坂のある風景。
坂で思い出す事。
長崎の夜景。
中学の修学旅行はバスでの九州一周。
一泊目は鹿児島、二泊目は熊本、三泊目は長崎、四泊目は福岡の旅館に泊まって、五日目は都城まで一気に戻った。
長崎市内の旅館に荷物を置くと、それから晩御飯の時間まで、グループ別の自由時間だった。

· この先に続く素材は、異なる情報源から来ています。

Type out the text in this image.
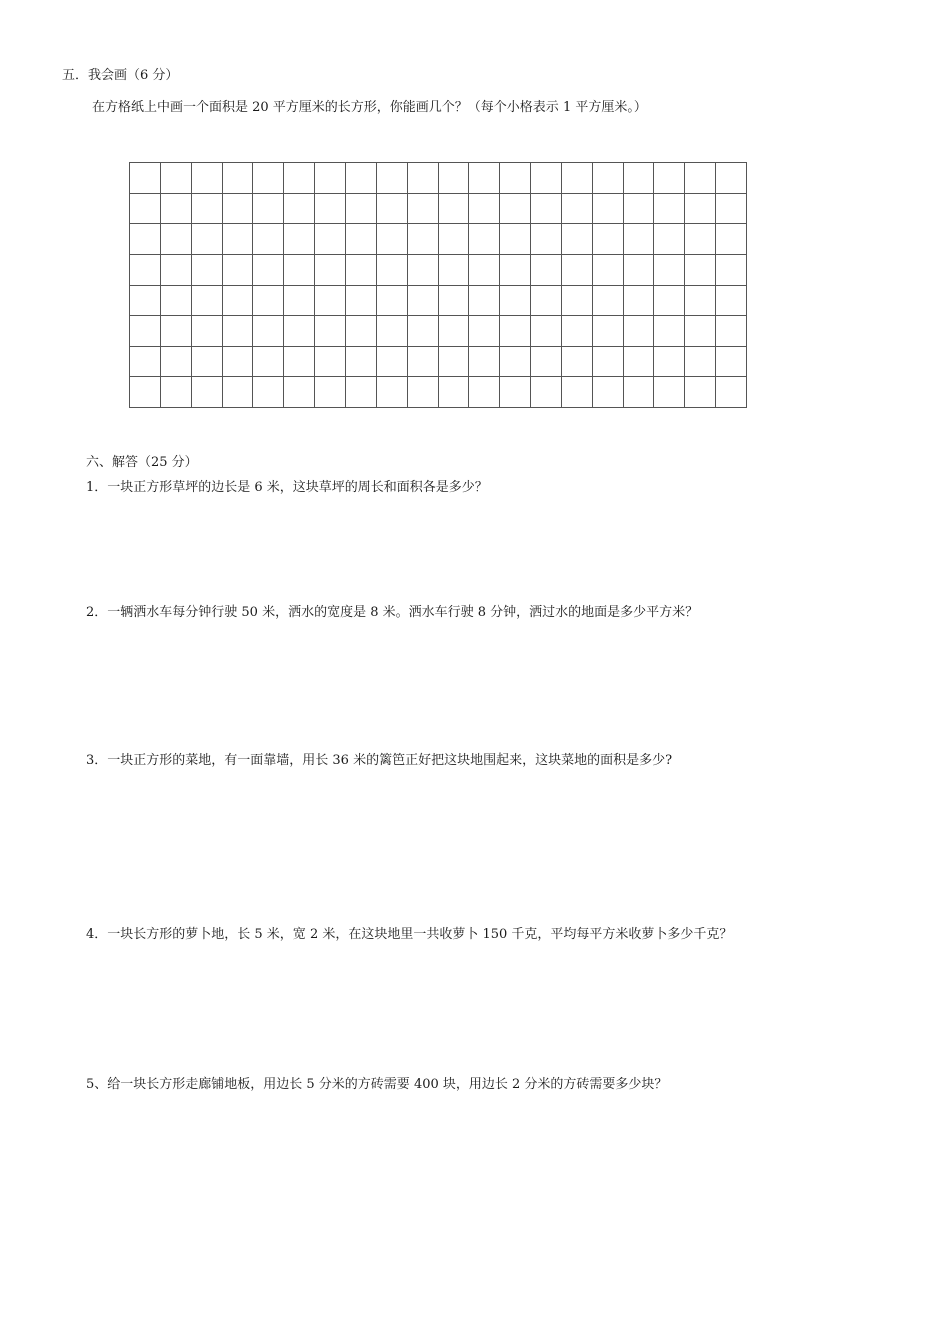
五．我会画（6 分）
在方格纸上中画一个面积是 20 平方厘米的长方形，你能画几个？（每个小格表示 1 平方厘米。）
六、解答（25 分）
1．一块正方形草坪的边长是 6 米，这块草坪的周长和面积各是多少？
2．一辆洒水车每分钟行驶 50 米，洒水的宽度是 8 米。洒水车行驶 8 分钟，洒过水的地面是多少平方米？
3．一块正方形的菜地，有一面靠墙，用长 36 米的篱笆正好把这块地围起来，这块菜地的面积是多少?
4．一块长方形的萝卜地，长 5 米，宽 2 米，在这块地里一共收萝卜 150 千克，平均每平方米收萝卜多少千克？
5、给一块长方形走廊铺地板，用边长 5 分米的方砖需要 400 块，用边长 2 分米的方砖需要多少块？
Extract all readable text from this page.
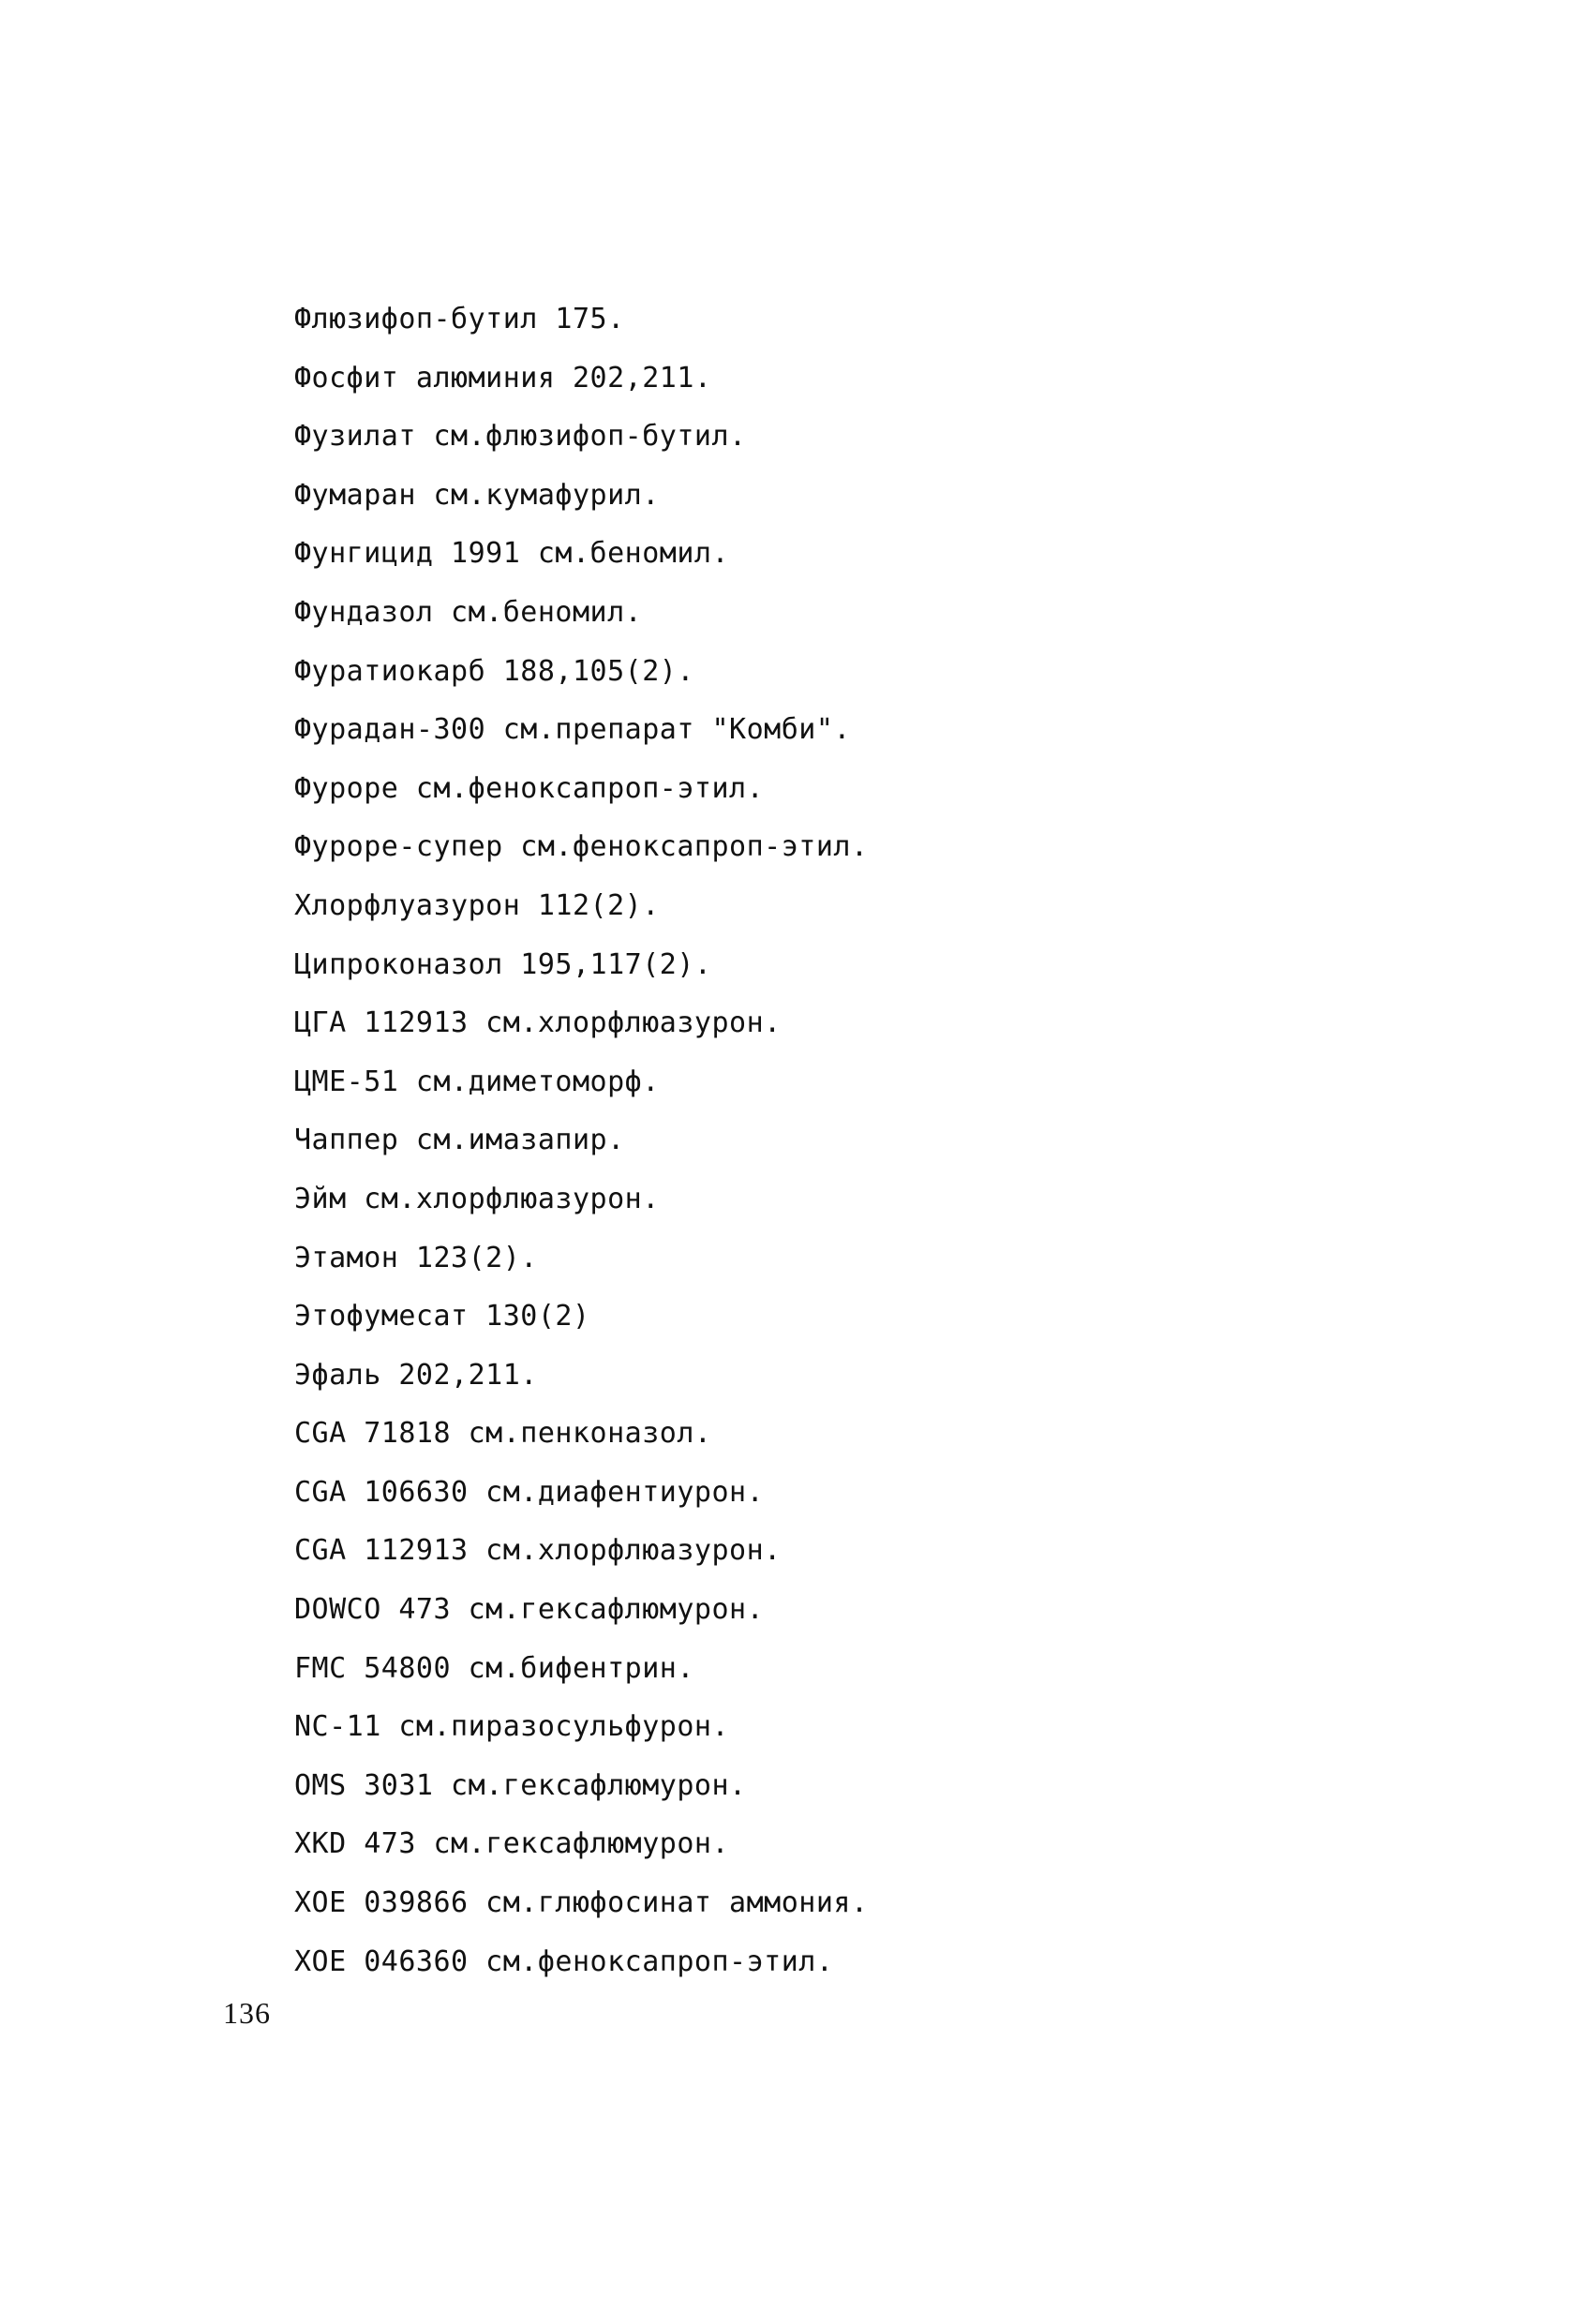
Флюзифоп-бутил 175.
Фосфит алюминия 202,211.
Фузилат см.флюзифоп-бутил.
Фумаран см.кумафурил.
Фунгицид 1991 см.беномил.
Фундазол см.беномил.
Фуратиокарб 188,105(2).
Фурадан-300 см.препарат "Комби".
Фуроре см.феноксапроп-этил.
Фуроре-супер см.феноксапроп-этил.
Хлорфлуазурон 112(2).
Ципроконазол 195,117(2).
ЦГА 112913 см.хлорфлюазурон.
ЦМЕ-51 см.диметоморф.
Чаппер см.имазапир.
Эйм см.хлорфлюазурон.
Этамон 123(2).
Этофумесат 130(2)
Эфаль 202,211.
CGA 71818 см.пенконазол.
CGA 106630 см.диафентиурон.
CGA 112913 см.хлорфлюазурон.
DOWCO 473 см.гексафлюмурон.
FMC 54800 см.бифентрин.
NC-11 см.пиразосульфурон.
OMS 3031 см.гексафлюмурон.
XKD 473 см.гексафлюмурон.
XOE 039866 см.глюфосинат аммония.
XOE 046360 см.феноксапроп-этил.
136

アーケードのある賑やかな商店街で、小遣いでの買い物を楽しんだ。
大勢でのデモ行進を、珍しく遠巻きに眺めた記憶がある。
沖縄の米軍基地反対と日本返還のプラカードを掲げていた。
旅館は坂道の途中にあり、帰る頃は暗くなりつつあった。
坂を上がりなら前方を見ると、街の灯りがずっと上の方まで続き、山のてっぺんまで届いている。
あんな山の方まで、人家があるんだ。
旅館から下の方を眺めた時驚いた。
宝石箱か星空のように輝いている。
これが港町の夜景かと思った。
港町の夜景で思い出すのは、新婚旅行で遊覧船でみたシドニーの夜景だが、長崎の夜景はなぜか物悲しく思えて、それは13歳の感受性だろう。